Some other things I’ve done to make sure Ready Set Goat feels good to the player.

Choose hit/hurtboxes that favor the Player

The favored character (usually the Player), should have a larger hurtbox than their hitbox. The unfavored character (the Enemy), should have the opposite; a larger hitbox than hurtbox. That will ensure that they Player’s Stomp gets detected before the Enemy’s touch. You can experiment with other hitbox/hurtbox sizes to accomplish something similar though.

Fix Your Timestep!

This can help ensure that every subtle movement the characters make is processed, independent of the framerate. It’ll ensure your characters don’t end up moving through eachother, leaving you with a chicken and egg problem (did the player’s stomp land first or did the enemy’s hit land first?).

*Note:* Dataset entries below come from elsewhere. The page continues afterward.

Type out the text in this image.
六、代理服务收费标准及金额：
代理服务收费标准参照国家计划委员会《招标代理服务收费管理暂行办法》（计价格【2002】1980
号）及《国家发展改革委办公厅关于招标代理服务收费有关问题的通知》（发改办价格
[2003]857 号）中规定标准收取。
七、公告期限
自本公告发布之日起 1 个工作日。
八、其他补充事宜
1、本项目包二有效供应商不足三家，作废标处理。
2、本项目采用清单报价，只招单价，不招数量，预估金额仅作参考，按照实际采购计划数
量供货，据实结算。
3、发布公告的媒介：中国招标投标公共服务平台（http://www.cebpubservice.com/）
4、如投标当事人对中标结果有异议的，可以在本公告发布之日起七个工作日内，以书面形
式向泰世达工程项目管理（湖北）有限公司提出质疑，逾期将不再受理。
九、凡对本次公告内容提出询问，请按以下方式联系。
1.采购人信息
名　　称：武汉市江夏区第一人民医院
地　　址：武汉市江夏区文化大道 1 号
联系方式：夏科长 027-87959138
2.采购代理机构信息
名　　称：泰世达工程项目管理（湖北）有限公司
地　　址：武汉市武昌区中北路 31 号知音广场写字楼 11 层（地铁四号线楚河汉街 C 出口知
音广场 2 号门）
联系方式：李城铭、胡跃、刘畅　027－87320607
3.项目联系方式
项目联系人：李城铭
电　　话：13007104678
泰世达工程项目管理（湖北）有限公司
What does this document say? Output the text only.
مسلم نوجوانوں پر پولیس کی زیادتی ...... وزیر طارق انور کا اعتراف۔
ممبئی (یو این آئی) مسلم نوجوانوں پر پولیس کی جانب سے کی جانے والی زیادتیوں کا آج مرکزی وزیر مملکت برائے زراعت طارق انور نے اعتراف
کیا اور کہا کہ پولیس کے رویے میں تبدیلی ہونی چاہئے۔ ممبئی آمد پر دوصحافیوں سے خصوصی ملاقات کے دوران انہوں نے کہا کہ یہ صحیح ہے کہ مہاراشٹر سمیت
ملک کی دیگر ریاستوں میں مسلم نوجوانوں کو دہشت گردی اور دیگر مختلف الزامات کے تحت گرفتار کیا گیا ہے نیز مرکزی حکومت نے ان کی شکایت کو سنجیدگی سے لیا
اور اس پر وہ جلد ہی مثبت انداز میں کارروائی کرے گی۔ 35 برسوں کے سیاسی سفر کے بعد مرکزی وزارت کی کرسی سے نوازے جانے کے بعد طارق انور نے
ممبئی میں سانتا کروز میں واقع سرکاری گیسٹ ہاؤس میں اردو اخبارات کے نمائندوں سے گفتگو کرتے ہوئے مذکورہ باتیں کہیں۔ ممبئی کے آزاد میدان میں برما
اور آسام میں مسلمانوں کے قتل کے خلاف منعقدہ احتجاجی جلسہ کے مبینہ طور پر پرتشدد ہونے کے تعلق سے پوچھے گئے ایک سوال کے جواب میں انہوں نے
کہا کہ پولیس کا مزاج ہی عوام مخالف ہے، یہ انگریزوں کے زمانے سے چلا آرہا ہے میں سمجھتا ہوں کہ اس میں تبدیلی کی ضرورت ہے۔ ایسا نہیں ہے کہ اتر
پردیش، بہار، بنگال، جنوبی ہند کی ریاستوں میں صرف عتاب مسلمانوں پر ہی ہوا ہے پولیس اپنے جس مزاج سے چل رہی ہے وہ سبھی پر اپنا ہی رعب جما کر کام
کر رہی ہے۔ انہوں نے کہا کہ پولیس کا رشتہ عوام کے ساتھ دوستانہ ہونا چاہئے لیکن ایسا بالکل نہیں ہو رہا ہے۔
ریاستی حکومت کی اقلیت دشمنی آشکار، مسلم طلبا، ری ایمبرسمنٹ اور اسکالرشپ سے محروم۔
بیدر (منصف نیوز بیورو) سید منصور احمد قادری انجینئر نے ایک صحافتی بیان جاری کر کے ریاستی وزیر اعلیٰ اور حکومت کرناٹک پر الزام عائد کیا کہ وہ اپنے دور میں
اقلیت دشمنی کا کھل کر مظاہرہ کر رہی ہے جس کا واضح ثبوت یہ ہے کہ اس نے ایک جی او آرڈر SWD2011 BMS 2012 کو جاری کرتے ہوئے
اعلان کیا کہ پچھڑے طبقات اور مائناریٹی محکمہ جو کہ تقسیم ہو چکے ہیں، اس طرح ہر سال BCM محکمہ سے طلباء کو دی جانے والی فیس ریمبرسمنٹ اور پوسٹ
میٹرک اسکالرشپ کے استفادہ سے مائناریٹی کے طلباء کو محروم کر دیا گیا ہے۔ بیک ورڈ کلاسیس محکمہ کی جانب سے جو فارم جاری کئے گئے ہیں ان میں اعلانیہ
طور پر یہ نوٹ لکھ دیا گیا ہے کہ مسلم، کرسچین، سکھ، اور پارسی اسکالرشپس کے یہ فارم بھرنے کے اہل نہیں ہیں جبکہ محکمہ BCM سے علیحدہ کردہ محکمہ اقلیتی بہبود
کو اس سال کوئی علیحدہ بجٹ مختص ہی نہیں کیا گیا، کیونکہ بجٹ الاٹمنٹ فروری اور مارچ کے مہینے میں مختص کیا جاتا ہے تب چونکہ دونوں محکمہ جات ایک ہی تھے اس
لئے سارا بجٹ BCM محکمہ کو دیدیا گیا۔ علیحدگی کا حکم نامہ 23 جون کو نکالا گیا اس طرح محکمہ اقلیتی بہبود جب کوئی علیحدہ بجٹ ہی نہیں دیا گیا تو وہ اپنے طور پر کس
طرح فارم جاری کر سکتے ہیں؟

Execute Stomp code before KillPlayerOnTouch code

There’s no great way to ensure one component’s OnTriggersEnter methods get executed before another’s in Unity.

My personal approach is to create a new Monobehaviour (let’s call it CollisionResolver) and add it to the stage. Now Stomp and KillPlayerOnTouch must no longer Destroy any GameObjects directly. Instead they must inform CollisionResolver that a collision occurred. CollisionResolver can then process all the collisions it heard about on Update, in whatever order it chooses. In my game, it would process all Stomp reports before KillPlayerOnTouch‘s, because I want to favor the Player’s attack.

That approach is just a bit outside the scope of this post, so I leave it as an exercise to the reader.